IFL Science reports that over 20 percent of the rice crops now harvested in the world were created by Yuan Longping. Longping, who is better known as the godfather of rice, created this latest strain in a lab located off the northern coast of China near the Yellow Sea.

Longping made this new discovery by gradually introducing salt water into rice patties along the coast. Over 200 different strains of rice were tested, and each strain had a different reaction when combined with seawater.

“The test results greatly exceeded our expectations,” said Liu Shiping, a professor who was involved in the process with Longping.
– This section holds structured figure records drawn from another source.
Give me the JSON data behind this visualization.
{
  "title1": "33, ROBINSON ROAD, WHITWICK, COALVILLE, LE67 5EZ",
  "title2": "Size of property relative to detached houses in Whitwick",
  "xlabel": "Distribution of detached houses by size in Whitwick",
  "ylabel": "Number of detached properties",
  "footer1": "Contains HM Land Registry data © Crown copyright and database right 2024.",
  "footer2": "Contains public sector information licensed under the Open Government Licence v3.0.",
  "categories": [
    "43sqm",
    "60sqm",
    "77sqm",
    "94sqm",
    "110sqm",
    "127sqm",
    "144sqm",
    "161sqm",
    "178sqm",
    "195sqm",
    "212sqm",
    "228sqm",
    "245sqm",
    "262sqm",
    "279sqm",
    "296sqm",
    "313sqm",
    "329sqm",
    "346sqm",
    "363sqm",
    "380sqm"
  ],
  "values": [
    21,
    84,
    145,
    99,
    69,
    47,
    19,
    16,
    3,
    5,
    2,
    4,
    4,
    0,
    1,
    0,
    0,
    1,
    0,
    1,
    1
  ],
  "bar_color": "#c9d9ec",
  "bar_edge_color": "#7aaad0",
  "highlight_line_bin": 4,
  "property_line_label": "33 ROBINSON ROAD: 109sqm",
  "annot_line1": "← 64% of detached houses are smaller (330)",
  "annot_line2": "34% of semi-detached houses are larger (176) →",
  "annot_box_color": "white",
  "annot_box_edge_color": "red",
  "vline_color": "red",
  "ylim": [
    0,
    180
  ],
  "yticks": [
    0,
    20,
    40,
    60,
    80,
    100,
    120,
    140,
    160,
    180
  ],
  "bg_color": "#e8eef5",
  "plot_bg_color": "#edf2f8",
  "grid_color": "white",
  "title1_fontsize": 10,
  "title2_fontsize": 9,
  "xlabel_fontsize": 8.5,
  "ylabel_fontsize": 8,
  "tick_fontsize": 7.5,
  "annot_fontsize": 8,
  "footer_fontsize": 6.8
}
This breakthrough could result in an astronomical increase in food in stricken areas of the world.

“If a farmer tries to grow some types of saline-tolerant rice now, he or she most likely will get 1,500 kilograms per hectare [1,322 pounds per acre]. That is just not profitable and not even worth the effort,” Longping said. His newest strain should increase crop output significantly.

Currently, a kilogram of the sea rice strain is being sold for $7.50. Longping and his group of scientist have manufactured over 4.5 metric tons of the strain and plan on growing more in the foreseeable future after gauging the market’s interest in the new strain.

The cost may be a deterrent for some countries, but thousands of customers have already bought this latest rice strain. Early reports indicate that profit from these sales will surpass $1.5 million.

That should provide Longping and his group with plenty of capital to continue their research.